On Nov. 4, Nkunda threatened that if the government didn't talk to him on his terms, he would link up with other groups and overthrow Kabila. "We will continue fighting and we will fight all the way to Kinshasa," he said. That Nkunda would be able to do this with his 4,000 men, is considered ludicrous. No insurgency has been able to march from eastern D.R.C. to Kinshasa, in the past ten years, without the help of the Ugandan or Rwandan army. But until the D.R.C. has an adequately trained and equipped army, Nkunda will be able to keep the killing machine at work in North Kivu.

Kabila has refused to talk only to Nkunda, insisting on talking to all the groups in North Kivu. In addition to the over 20 militias, there are over 400 ethnic groups in the province, according to African sources. After Kabila's refusal, Nkunda's forces, over the last four days, asked the people to leave certain towns, and began systematically killing men who didn't heed their orders, according to news reports, because they considered them pro-government, and therefore, their enemies.

This activity is now being played up in the British press, allowing Malloch-Brown to militate for a greater role by Britain in this crisis, in order to bypass the UN and AU. Some are deluding themselves into thinking that because of the demands on Britain militarily, because of the Afghanistan deployment, the British won't have the troop strength to intervene into the D.R.C., and mess up the UN peacekeeping deployment. In fact, London's financial cartel would consider a British intervention into Africa, which would ultimately lead to a great population reduction, as having a higher strategic significance than Afghanistan, where other nations have been sucked in, to do little more than protect the drug production.

The intense ethnic conflict in Burundi and Rwanda, between Tutsis and Hutus, a legacy of the Belgian colonial period, continues to be the basis for manipulation in the region. No leader who ever tried to overcome this ethnic conflict, in either Rwanda or Burundi, has survived. The Tutsi-Hutu conflict has now spilled over into North Kivu, where members of both groups have migrated or fled. Nkunda is an example of this: He was born in the D.R.C., is a Tutsi, and fought alongside the Tutsi opposition in Rwanda, after the anti-Tutsi genocide there.

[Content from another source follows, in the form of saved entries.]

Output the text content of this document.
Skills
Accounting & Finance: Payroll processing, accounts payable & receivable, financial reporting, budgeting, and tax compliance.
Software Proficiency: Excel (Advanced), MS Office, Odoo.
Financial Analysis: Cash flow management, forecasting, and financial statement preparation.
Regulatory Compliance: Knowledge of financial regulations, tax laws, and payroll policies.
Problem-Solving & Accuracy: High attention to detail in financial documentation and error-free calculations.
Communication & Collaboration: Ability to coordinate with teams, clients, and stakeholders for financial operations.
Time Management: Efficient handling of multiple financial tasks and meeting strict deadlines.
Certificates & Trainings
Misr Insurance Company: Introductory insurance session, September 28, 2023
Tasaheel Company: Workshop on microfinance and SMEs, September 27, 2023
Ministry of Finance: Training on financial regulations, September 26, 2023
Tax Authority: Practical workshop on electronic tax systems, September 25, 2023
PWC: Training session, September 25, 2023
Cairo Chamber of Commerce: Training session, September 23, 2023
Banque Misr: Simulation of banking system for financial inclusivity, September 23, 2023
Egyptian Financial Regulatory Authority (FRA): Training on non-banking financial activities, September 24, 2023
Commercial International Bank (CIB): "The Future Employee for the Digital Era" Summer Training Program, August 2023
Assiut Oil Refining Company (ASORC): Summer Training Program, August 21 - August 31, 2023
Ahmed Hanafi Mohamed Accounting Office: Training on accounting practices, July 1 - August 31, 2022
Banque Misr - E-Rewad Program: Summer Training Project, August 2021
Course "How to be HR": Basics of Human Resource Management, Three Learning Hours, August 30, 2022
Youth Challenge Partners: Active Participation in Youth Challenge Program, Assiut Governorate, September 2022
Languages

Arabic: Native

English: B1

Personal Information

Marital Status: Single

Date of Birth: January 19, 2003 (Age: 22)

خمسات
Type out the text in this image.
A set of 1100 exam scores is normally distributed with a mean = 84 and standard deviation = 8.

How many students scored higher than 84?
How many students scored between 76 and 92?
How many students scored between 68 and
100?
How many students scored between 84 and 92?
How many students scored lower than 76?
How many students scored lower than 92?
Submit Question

This conflict, which has claimed thousands of victims in both countries, has been easy for the London-based Anglo-Dutch financial cartel to manipulate. It provided the basis for the interventions into Congo, which was collapsing at an accelerating rate during the last seven years of the Mobutu dictatorship. In fact, the 1994 genocide was orchestrated by the British to worsen the conflict, and set in motion long-term prospects for destabilizing this part of Africa. No one outside the region who knew how it was set up, did anything to stop it.